KC: You’re so right in saying that he chooses community. He chooses connection ultimately. Even though the film overall doesn’t have the obligatory note of hope feel to it at all, it’s that ultimate human companionship that comes through at the end.
I don’t think I saw it that way when I first saw the film – but I think that’s because I didn’t realise how bad climate change actually was. I think re-watching it, it was a very different experience.
CTB: It’s not an explicit message of hope and I think most people wouldn’t see it as such, as you did. And I actually appreciate that the film doesn’t feed into the same “obligatory note of hope”.
The environmental movement is often accused of doom and gloom, of only putting forward negativity. Is it the responsibility of pop-culture to counter this and offer us hope and divertissement? While it’s nice to change the narrative and hope is essential, I feel that this portrayal of despair, of existential dread, is not an uncommon human experience and there is power in acknowledging the imperfect and tortured process of confronting what the climate crisis may mean to you for the first time.
While the drive towards extremism and the harsh symbol of the suicide-bomber jacket is used in the film, this is overall a heart-wrenching human emotional expereince which Schrader brings to life.
KC: Is there anything else that struck you about the film?
CTB: This is a slight tangent as it’s not directly linked to how the film engages with climate change but I found Mary’s (Amanda Seyfried’s) character interesting and slightly troubling.
The film focuses on Hawke, a pastor in distress, who consults Michael, Mary’s depressed and extreme husband, the other emotional focus of the film. These are both men who are given ample space to explore their unhappiness, their existentialism. While it is true men aren’t often given this space and it is refreshing to see men who are not simply macho saviours, their relation to the only central woman of the film is interesting.
Mary is there to support them, in everyday tasks but most importantly emotionally. She is a constant and apart from a short scene in which she unsurprisingly is distressed at the death of her husband, she is incredibly level-headed, pious and positive throughout. Even when being confronted by a husband who is so distraught at the idea of bringing a child into the current climate that he wants her to have an abortion, she is resolute and maintains her hope at bringing new life into this world. Mary is, in some ways, a vehicle for reason in this film and calm for the men.
KC: you’re so right about how we don’t see Mary’s position – she has these resounding positions of wanting to have this baby and we don’t see how she gets there.

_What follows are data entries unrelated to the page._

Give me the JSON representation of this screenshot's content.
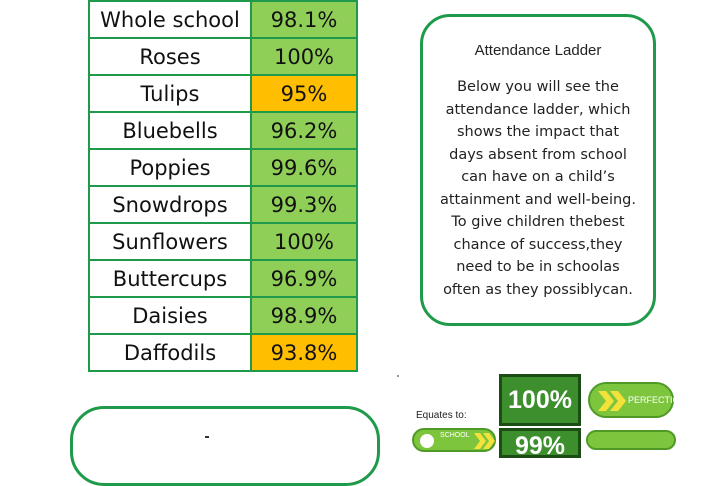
{
  "attendance_table": {
    "rows": [
      {
        "class": "Whole school",
        "percent": "98.1%",
        "status": "green"
      },
      {
        "class": "Roses",
        "percent": "100%",
        "status": "green"
      },
      {
        "class": "Tulips",
        "percent": "95%",
        "status": "amber"
      },
      {
        "class": "Bluebells",
        "percent": "96.2%",
        "status": "green"
      },
      {
        "class": "Poppies",
        "percent": "99.6%",
        "status": "green"
      },
      {
        "class": "Snowdrops",
        "percent": "99.3%",
        "status": "green"
      },
      {
        "class": "Sunflowers",
        "percent": "100%",
        "status": "green"
      },
      {
        "class": "Buttercups",
        "percent": "96.9%",
        "status": "green"
      },
      {
        "class": "Daisies",
        "percent": "98.9%",
        "status": "green"
      },
      {
        "class": "Daffodils",
        "percent": "93.8%",
        "status": "amber"
      }
    ]
  },
  "info_box": {
    "title": "Attendance Ladder",
    "body_lines": [
      "Below you will see the",
      "attendance ladder, which",
      "shows the impact that",
      "days absent from school",
      "can have on a child’s",
      "attainment and well-being.",
      "To give children thebest",
      "chance of success,they",
      "need to be in schoolas",
      "often as they possiblycan."
    ]
  },
  "ladder": {
    "equates_label": "Equates to:",
    "top_rung": "100%",
    "top_label": "PERFECTION",
    "next_rung": "99%",
    "school_label": "SCHOOL"
  },
  "colors": {
    "border_green": "#1f9a4a",
    "cell_green": "#8fce57",
    "cell_amber": "#ffbf00",
    "ladder_dark": "#3c8f2c",
    "pill_green": "#7ec53e"
  }
}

CTB: I would just like to also say that this film was made in 2017, when I was a teenager.
This film regularly demonstrates despair at the world they left or created for their children and I know this frustration at the injustice of this inheritance motivates a lot of other young people like myself to get involved in the environmental movement.

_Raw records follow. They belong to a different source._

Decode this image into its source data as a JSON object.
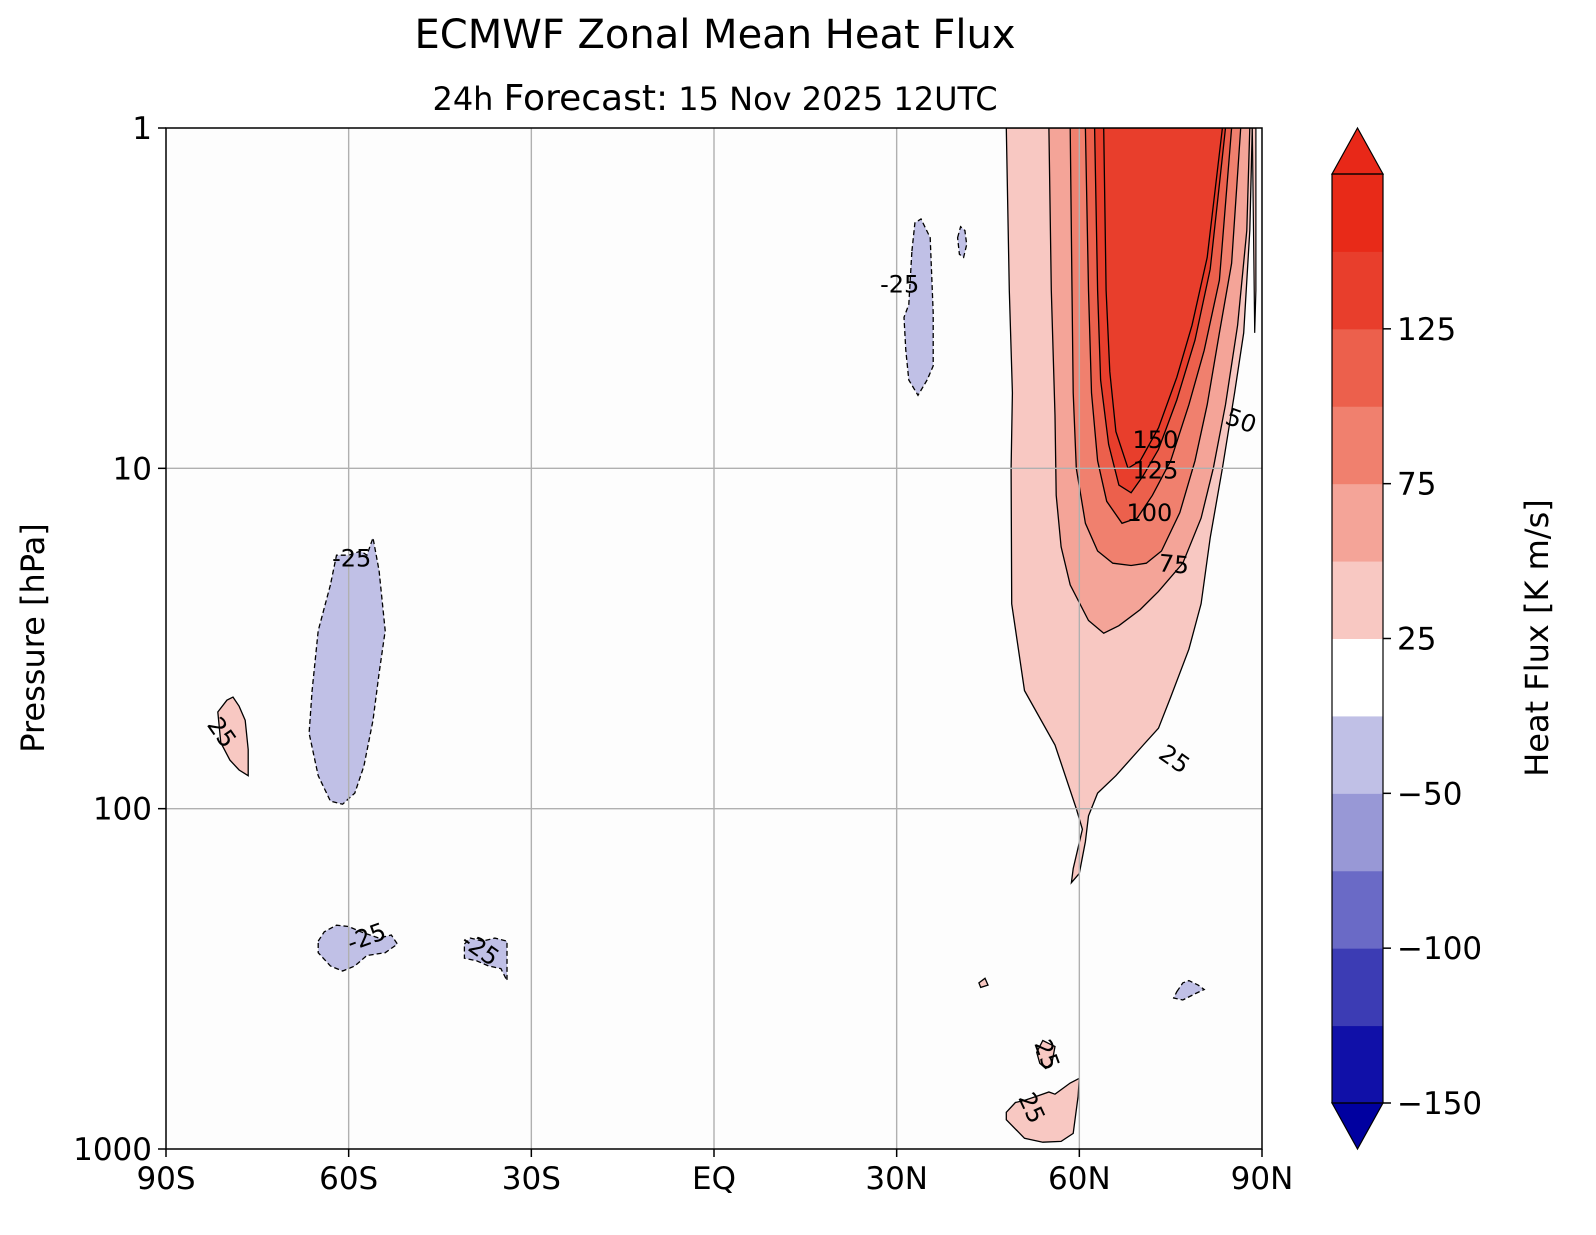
{
  "title": "ECMWF Zonal Mean Heat Flux",
  "subtitle": {
    "hours": "24h",
    "label": "Forecast:",
    "date": "15 Nov 2025",
    "time": "12UTC"
  },
  "chart_data": {
    "type": "heatmap",
    "title": "ECMWF Zonal Mean Heat Flux",
    "subtitle": "24h Forecast: 15 Nov 2025 12UTC",
    "xlabel": "",
    "ylabel": "Pressure [hPa]",
    "x_ticks": [
      "90S",
      "60S",
      "30S",
      "EQ",
      "30N",
      "60N",
      "90N"
    ],
    "x_values": [
      -90,
      -60,
      -30,
      0,
      30,
      60,
      90
    ],
    "y_ticks": [
      "1",
      "10",
      "100",
      "1000"
    ],
    "y_values": [
      1,
      10,
      100,
      1000
    ],
    "y_scale": "log",
    "ylim": [
      1000,
      1
    ],
    "xlim": [
      -90,
      90
    ],
    "grid": true,
    "colorbar": {
      "label": "Heat Flux [K  m/s]",
      "levels": [
        -150,
        -125,
        -100,
        -75,
        -50,
        -25,
        25,
        50,
        75,
        100,
        125,
        150
      ],
      "tick_values": [
        -150,
        -100,
        -50,
        25,
        75,
        125
      ],
      "tick_labels": [
        "−150",
        "−100",
        "−50",
        "25",
        "75",
        "125"
      ],
      "colors": [
        "#1010a8",
        "#3c3cb4",
        "#6a6ac6",
        "#9898d6",
        "#c0c0e6",
        "#ffffff",
        "#f8c8c2",
        "#f4a498",
        "#f0806e",
        "#ec604c",
        "#e83e2c",
        "#e82a18"
      ],
      "extend": "both",
      "under_color": "#0000a0",
      "over_color": "#e82818"
    },
    "contour_labels": [
      "-25",
      "-25",
      "-25",
      "-25",
      "25",
      "25",
      "25",
      "25",
      "50",
      "75",
      "100",
      "125",
      "150"
    ],
    "features": [
      {
        "name": "NH stratospheric positive flux maximum",
        "lat_range": [
          48,
          90
        ],
        "p_range": [
          1,
          150
        ],
        "peak": 150
      },
      {
        "name": "negative flux 60S",
        "lat_range": [
          -66,
          -51
        ],
        "p_range": [
          17,
          95
        ],
        "value": -25
      },
      {
        "name": "positive flux 80S",
        "lat_range": [
          -81,
          -75
        ],
        "p_range": [
          45,
          85
        ],
        "value": 25
      },
      {
        "name": "negative flux lower stratosphere 60S",
        "lat_range": [
          -65,
          -50
        ],
        "p_range": [
          220,
          350
        ],
        "value": -25
      },
      {
        "name": "negative flux 40S",
        "lat_range": [
          -41,
          -34
        ],
        "p_range": [
          240,
          350
        ],
        "value": -25
      },
      {
        "name": "negative flux 35N upper",
        "lat_range": [
          31,
          40
        ],
        "p_range": [
          1.8,
          6
        ],
        "value": -25
      },
      {
        "name": "positive flux 55N surface",
        "lat_range": [
          48,
          60
        ],
        "p_range": [
          500,
          960
        ],
        "value": 25
      },
      {
        "name": "negative flux 78N",
        "lat_range": [
          75,
          80
        ],
        "p_range": [
          310,
          370
        ],
        "value": -25
      }
    ]
  }
}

I thought the film engaged well with this intergenerational question. I felt a melancholic irony while Toller and Esther, a worker at their Church ‘Abundant Life’, look at their young Christian choir and reminisce: “do you remember that? when everything was ahead of you?” You can’t help but think: what lies ahead? Is that world a habitable one?
As a young person, closer in age to the members of the youth choir than any of the adults, I do not empathize with the guilt the adults feel at what they have left but rather the anxiety at what is in store.
As Abundant Life Pastor Joel Jeffers says: “these kids want certainty”.